The best way to get healthy is to take it one step at a time.

A reasonable level of fitness is fundamental to making the most of life. Maintaining a simple exercise regimen that fits in with your lifestyle is one of the most important things you can do to make the most of every day.

If this sounds slightly daunting, just think of that old cliché – ‘move it or lose it’. All you have to do, at a base level, is move. You don’t need to turn your life upside down, you just need to move. 
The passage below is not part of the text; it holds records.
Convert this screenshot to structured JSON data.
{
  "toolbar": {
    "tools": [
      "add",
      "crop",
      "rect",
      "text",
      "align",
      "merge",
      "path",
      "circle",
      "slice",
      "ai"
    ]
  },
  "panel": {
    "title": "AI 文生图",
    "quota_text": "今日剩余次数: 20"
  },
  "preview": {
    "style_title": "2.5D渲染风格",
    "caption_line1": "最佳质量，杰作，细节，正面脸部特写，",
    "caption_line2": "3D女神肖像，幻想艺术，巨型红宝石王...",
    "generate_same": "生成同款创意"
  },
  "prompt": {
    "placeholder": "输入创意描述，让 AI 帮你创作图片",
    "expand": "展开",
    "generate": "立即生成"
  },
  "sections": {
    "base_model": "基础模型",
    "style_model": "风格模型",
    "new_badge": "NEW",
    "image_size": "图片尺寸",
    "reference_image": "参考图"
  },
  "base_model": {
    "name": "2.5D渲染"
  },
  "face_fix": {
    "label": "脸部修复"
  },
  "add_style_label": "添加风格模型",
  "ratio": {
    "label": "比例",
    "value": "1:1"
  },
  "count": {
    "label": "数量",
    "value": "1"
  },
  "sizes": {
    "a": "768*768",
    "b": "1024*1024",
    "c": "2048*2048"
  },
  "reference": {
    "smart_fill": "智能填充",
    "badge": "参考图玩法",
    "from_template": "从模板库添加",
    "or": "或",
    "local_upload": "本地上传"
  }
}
Try to make exercise something that fits in with your daily routine and is enjoyable enough so you can keep going with it and not feel as if it's a chore. A simple exercise regimen can be something as basic as walking the dog every day, or doing easy stretching before breakfast – even a few bends and twists while you wait for the toast to pop up can make a major difference to your overall quality of life.

Anything you can build into your day without having to make too many changes to what you are accustomed to is going to be a regimen you will more likely stick with. And sticking with it is probably the most important thing.

Many people reach retirement having spent most of their adult life focused on other people, particularly their children, and their career.

Often what suffers is allocating time for the self, particularly in relation to health and wellbeing. It’s only after children leave the nest and work obligations are over that you have time to focus on your bucket list – from travel to sport and recreation, among other things. Keeping some semblance of fitness and agility is going to help you get the most out of those activities.

Evelyn in the pool stretching her legs out

One of the best motivators is to surround yourself with like-minded people. Exercising or playing sport with friends in an organised group is a great way to build and maintain healthy habits.

Fitness adviser Luke Scott says seniors need reasonable mobility to be able to enjoy life to the fullest.

I’m very fond of a particular quote from Crossfit founder Greg Glassman, who says the needs of Olympic athletes and our grandparents differ by degree, not kind, he says.

This means we all need to achieve the same fundamental things regardless of our age or ability. So people over the age of 65 still need structural integrity of their skeletal system and decent aerobic ability for endurance. Many of my clients come to me so they can get more out of their retirement. This can mean anything from getting out on the golf course, playing tennis, doing some water aerobics to having the confidence to travel overseas without needing to rely on anyone else. Many older people I meet have put their health on hold for the past 20 years or more. Now they want to do active things like play with their grandchildren, but are concerned their bodies are letting them down.

Theresa using hand weights in the water, as part an aqua exercise class.

Luke says while you’re never too old to start exercising, it is very important to make sure you always keep moving.

For many people, getting motivated is more than half the battle. So goal setting, such as travel or a wedding, is the big thing that helps, he says.

One of our 64-year-olds has just come back from Everest Basecamp, so there are no real limits to what you can achieve. Break down your exercise regimen to daily tasks – everyday rituals that make up that larger goal. If you only aim for the larger goal it can be a bit daunting and you may be more likely to give up.

Luke says older women are more likely than men to remain active.

Sometimes men are a bit stubborn, whereas women are more likely to take advice and be open to a new approach, he says.

Women also tend to exercise in groups so they have the motivating benefit of a social experience as well.

Luke says older people need to focus on improving and maintaining three important physical characteristics:

  • Building bone mineral density because you naturally lose this as you age. You can do this through strength training.
  • Cardiovascular capacity to improve endurance, such as walking up flights of stairs without losing your breath.
  • Keeping a good range of motion in your body through stretching.

Good game! The ladies who tennis shake hands at the net at the end of a fun doubles match.

One of the tricks to creating a sustainable exercise regimen is not to over-reach, Luke says. Don’t force things. Exercise should become like brushing your teeth every day.

If you’re just starting out then what you need to conquer first is your mindset. So just do one small thing every day, like eating a bit better, until it becomes a habit and you feel like it’s something you want to do, rather than have to do.